Однако те дневные и предвечерние часы я вспоминаю с удовольствием. Тогда я очень пристрастился к чаю, разные сорта которого привозил мне товарищ со всего света, а поскольку Людвик был большим снобом, то и он частенько разделял со мной эти чаепития. Я как сейчас вижу ту каморку, тесную, как бочонок, где мы поочередно садились то на стул, то на кушетку, словно менялись ролями психоаналитика и пациента, а на столе — набор чаев в чужеземных жестянках, кувшинчиках и банках цветного стекла. Кончалось лето, рано смеркалось, в каморке не было штепселя, а лампочка под потолком горела так тускло, что нам светила лишь пропан-бутановая горелка.
Я тогда много рассказывал Людвику о королеве всех мистификаций — о мистификации литературной. Я упомянул о Роберте Давиде — Незвале[3], поведал ему о скандале вокруг Мину Друэ[4], восьмилетней гениальной французской поэтессе, чьи стихи несомненно сочинял ее папенька, не забыл я рассказать и о неизвестном романе Бальзака «Приданое негоциантки», который в 1947 году сто четырнадцать вечеров подряд с того света якобы диктовал через одного лионского медиума сам писатель. Разумеется, не обошел я вниманием и Гийома Аполлинера, который в 1908–1909 году перевоплотился в великолепную поэтессу — старую деву Луизу Лаланн — и бомбардировал серьезные литературные журналы и салоны ее поэтическими изысками. А отсюда был уже один шаг до коронного номера моей программы — до той литературной мистификации, которую пытался осуществить я сам.
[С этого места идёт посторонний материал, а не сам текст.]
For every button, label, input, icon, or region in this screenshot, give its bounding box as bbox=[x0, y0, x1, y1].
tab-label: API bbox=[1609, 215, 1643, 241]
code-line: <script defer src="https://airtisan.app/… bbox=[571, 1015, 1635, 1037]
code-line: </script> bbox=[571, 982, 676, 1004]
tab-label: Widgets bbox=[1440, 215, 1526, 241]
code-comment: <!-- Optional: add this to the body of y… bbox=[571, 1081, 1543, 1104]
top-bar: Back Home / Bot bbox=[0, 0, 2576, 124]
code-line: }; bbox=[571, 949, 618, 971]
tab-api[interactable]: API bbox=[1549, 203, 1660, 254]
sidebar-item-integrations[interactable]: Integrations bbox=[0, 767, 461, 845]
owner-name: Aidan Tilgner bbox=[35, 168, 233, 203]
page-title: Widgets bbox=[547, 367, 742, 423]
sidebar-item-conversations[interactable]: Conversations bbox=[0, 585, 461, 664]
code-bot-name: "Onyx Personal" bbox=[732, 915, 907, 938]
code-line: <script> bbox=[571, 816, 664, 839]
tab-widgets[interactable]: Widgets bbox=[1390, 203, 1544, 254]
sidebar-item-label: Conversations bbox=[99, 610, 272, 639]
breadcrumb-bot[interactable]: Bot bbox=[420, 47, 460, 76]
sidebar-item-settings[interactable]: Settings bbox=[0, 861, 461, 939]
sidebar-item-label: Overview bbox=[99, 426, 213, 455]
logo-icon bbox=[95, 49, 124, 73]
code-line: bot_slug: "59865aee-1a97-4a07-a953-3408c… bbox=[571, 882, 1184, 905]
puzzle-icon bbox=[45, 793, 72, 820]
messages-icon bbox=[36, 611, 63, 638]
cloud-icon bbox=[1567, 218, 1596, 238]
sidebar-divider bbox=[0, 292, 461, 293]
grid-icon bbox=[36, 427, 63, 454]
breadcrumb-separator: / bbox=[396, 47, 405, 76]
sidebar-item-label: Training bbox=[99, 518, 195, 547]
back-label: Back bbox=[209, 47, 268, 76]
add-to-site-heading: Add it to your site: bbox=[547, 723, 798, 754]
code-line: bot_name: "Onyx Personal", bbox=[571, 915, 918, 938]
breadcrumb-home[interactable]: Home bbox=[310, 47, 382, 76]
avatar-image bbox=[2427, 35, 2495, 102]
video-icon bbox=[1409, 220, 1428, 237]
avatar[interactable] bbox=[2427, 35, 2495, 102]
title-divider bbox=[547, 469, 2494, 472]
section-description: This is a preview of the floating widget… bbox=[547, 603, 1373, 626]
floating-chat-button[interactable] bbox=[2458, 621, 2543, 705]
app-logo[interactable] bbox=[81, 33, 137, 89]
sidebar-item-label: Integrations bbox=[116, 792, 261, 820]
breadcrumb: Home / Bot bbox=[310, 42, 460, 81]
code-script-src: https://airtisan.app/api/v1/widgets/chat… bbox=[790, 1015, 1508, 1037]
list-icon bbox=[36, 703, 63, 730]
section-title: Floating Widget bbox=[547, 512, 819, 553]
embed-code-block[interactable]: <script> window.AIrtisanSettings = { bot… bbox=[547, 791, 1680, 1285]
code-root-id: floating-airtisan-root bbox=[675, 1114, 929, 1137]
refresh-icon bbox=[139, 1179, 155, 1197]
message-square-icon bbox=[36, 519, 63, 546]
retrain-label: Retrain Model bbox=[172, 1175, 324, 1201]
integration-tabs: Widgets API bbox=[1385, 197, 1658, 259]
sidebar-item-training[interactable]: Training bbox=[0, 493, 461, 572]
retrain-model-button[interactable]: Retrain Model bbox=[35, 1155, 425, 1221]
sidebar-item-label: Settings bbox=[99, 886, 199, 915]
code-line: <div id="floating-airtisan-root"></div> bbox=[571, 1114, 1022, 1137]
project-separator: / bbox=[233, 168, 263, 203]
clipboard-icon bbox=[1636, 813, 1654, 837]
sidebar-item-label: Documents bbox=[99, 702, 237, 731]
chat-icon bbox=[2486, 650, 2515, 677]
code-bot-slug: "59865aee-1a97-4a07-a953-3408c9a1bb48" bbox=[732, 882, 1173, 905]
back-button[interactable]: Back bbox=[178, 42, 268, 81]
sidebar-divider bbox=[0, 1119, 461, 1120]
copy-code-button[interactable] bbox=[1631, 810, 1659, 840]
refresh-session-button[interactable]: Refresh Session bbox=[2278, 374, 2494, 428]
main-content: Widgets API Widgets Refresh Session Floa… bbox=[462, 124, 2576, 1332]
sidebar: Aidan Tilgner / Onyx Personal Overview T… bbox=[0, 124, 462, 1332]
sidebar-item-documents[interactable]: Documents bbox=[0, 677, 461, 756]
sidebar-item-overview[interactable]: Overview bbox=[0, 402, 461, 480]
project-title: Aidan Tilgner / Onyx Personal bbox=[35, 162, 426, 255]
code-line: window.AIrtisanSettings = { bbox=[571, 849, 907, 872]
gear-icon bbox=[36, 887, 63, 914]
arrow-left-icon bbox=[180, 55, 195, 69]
Людвик, лежа на моей психоаналитической кушетке, приоткрыл один глаз, заморгал мне веком, словно плавником, и вновь уплыл в свои либидоносные мечты. И я скорее обращался к пропан-бутановому пламени — в своей безыскусной подлинности оно было подобно душе прекрасной поэтессы, о которой я грезил и которой мне так недоставало. И потому для осуществления своего мистификационного замысла я стал довольствоваться малопривлекательной сестричкой из неврологии. Впрочем, если говорить по правде, эта идея осенила меня, когда наш роман с Владенькой достиг апогея, а поначалу, замечу, он ограничивался лишь невинными любовными играми. Но потом наша связь обособилась, отяжелела и зажила самостоятельной жизнью. Тогда я написал двадцать эротических стихотворений, что-то вроде девичьей любовной лирики, и разослал их под именем Владеньки в литературные журналы.